U.S. COPYRIGHT ACT
- Grants Exclusive Rights to Copyright Authors or Owners
- Right to Reproduce
- Right to Make Derivative Works
- Right to Distribute
- Right to Perform
- Right to Display
COPYRIGHT IN THE MUSIC INDUSTRY
EVERY RECORDED SONG CONTAINS TWO COPYRIGHTS 1) MUSICAL COMPOSITION The notes and lyrics of the song 2) SOUND RECORDING The Recording Artist’s recorded version of the song Even if the recording artist is the songwriter, two copyrights are created – one for the sound recording and one for the musical composition.
What is a Music Publisher
A music publisher works with songwriters to market and promote their songs, resulting in exposure of songs to the public and generating income. Music publishers “pitch” songs to record labels, movie and television producers and others who use music, then license the right to use the song and collect fees for the usage. Those fees are then split with the songwriter.
Music Publishers and Record Labels
Songwriters enter into publishing, co-publishing, or administration agreements with music publishers. In exchange for acquiring the copyright, a portion of the copyright, or a percentage of the revenue earned from the exploitation of the musical composition, the music publisher seeks opportunities to exploit the musical composition, collects revenue from the exploitation, and pays and accounts to the songwriter. The music publisher share is usually 50%. Recording artists assign their copyrights to a record label in exchange for a negotiated royalty.

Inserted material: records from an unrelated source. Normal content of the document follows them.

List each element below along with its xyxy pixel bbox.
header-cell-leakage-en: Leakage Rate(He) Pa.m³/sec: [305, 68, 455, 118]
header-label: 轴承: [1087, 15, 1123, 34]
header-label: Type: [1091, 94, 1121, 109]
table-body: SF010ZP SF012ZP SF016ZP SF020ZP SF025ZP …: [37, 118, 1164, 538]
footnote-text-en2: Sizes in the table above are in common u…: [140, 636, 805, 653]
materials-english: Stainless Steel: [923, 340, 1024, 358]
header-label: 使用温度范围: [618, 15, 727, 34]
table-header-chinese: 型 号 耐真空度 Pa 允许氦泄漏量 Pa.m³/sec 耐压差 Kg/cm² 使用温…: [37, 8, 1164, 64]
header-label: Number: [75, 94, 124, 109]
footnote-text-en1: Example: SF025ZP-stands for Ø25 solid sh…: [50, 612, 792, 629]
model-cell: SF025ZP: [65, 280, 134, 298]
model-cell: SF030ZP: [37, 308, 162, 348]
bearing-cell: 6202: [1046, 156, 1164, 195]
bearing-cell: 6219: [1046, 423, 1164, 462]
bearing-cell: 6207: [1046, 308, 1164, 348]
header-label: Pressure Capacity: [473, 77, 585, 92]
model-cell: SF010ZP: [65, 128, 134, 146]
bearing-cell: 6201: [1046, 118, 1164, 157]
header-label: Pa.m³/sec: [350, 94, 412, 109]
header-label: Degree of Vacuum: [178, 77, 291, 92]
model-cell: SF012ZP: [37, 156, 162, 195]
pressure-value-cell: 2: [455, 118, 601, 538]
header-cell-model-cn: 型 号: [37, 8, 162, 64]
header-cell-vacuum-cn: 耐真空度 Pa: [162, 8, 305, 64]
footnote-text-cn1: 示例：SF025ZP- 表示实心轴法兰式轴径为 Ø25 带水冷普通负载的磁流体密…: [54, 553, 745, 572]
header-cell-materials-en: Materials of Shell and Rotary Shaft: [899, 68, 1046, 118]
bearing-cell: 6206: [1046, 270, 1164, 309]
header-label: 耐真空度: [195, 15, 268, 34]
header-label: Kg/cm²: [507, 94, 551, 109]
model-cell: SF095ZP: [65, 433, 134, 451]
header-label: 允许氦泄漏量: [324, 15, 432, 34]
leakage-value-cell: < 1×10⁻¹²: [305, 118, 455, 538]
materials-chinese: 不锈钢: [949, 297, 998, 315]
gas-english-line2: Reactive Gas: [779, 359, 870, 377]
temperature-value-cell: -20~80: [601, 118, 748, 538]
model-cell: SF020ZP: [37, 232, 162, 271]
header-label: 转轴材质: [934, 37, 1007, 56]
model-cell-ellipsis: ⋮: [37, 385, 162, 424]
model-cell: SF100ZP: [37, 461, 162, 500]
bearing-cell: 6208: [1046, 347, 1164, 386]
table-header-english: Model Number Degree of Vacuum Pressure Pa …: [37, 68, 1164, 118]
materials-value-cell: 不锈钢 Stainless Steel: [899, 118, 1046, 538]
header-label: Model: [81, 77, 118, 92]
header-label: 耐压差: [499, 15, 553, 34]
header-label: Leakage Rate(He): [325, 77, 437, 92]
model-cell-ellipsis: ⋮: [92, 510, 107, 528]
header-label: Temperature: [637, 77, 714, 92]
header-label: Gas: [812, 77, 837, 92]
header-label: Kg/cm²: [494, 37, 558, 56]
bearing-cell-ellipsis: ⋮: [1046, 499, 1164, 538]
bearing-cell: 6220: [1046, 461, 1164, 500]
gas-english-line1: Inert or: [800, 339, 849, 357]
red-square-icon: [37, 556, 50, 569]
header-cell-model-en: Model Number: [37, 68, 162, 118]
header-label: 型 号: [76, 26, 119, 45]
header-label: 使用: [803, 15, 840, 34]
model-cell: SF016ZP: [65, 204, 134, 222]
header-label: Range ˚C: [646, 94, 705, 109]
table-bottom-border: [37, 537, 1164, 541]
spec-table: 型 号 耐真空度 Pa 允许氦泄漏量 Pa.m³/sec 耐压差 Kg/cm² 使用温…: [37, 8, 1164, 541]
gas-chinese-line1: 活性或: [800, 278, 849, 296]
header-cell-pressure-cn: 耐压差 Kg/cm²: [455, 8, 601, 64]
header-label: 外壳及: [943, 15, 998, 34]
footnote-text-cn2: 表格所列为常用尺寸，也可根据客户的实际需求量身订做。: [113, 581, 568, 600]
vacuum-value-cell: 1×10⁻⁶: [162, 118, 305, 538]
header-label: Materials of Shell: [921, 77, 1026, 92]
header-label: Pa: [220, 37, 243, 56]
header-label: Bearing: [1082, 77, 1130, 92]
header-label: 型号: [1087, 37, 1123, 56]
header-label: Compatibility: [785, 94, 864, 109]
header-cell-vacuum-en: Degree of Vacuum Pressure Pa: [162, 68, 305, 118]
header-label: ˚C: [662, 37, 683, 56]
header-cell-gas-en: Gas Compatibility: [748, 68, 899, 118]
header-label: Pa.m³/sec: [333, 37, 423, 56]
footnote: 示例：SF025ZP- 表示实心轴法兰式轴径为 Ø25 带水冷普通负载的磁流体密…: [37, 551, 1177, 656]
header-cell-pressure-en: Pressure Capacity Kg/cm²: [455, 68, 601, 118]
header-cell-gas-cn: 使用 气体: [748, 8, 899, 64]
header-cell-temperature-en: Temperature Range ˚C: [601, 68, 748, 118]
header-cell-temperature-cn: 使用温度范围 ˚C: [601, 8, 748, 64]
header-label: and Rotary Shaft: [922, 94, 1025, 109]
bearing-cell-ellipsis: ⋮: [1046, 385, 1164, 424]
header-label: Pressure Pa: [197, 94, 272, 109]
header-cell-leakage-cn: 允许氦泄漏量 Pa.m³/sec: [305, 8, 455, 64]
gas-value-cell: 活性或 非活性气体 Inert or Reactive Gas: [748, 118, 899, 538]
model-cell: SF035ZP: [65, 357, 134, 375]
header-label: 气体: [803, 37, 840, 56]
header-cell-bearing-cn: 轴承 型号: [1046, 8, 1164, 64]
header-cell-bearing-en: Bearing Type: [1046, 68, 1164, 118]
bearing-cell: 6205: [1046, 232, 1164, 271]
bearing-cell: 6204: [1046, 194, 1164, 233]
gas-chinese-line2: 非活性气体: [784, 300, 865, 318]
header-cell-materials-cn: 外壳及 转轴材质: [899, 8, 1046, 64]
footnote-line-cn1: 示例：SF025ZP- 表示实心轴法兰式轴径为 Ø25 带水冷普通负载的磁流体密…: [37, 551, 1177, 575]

Types of Licenses Issued by Music Publishers
• Reproduction (Mechanical) Licenses Music distributed in physical and digital form. The royalties are generally collected and paid by the Harry Fox Agency.
• Public Performance Licenses Music broadcast on radio (terrestrial and satellite), in live venues, and other public places. The royalties are collected and paid by public performance societies (ASCAP, BMI, and SESAC). Each broadcaster receives a blanket license from each performing rights society, in exchange for a royalty fee.
• Synchronization Licenses Music used in fi lm, television, commercials, music videos, etc. Publishers enter into direct licenses with users.
• Folio Licenses Music published in written form as lyrics and music notation either as bound music folios or online lyric and tablature websites. Publishers enter into direct licenses with users.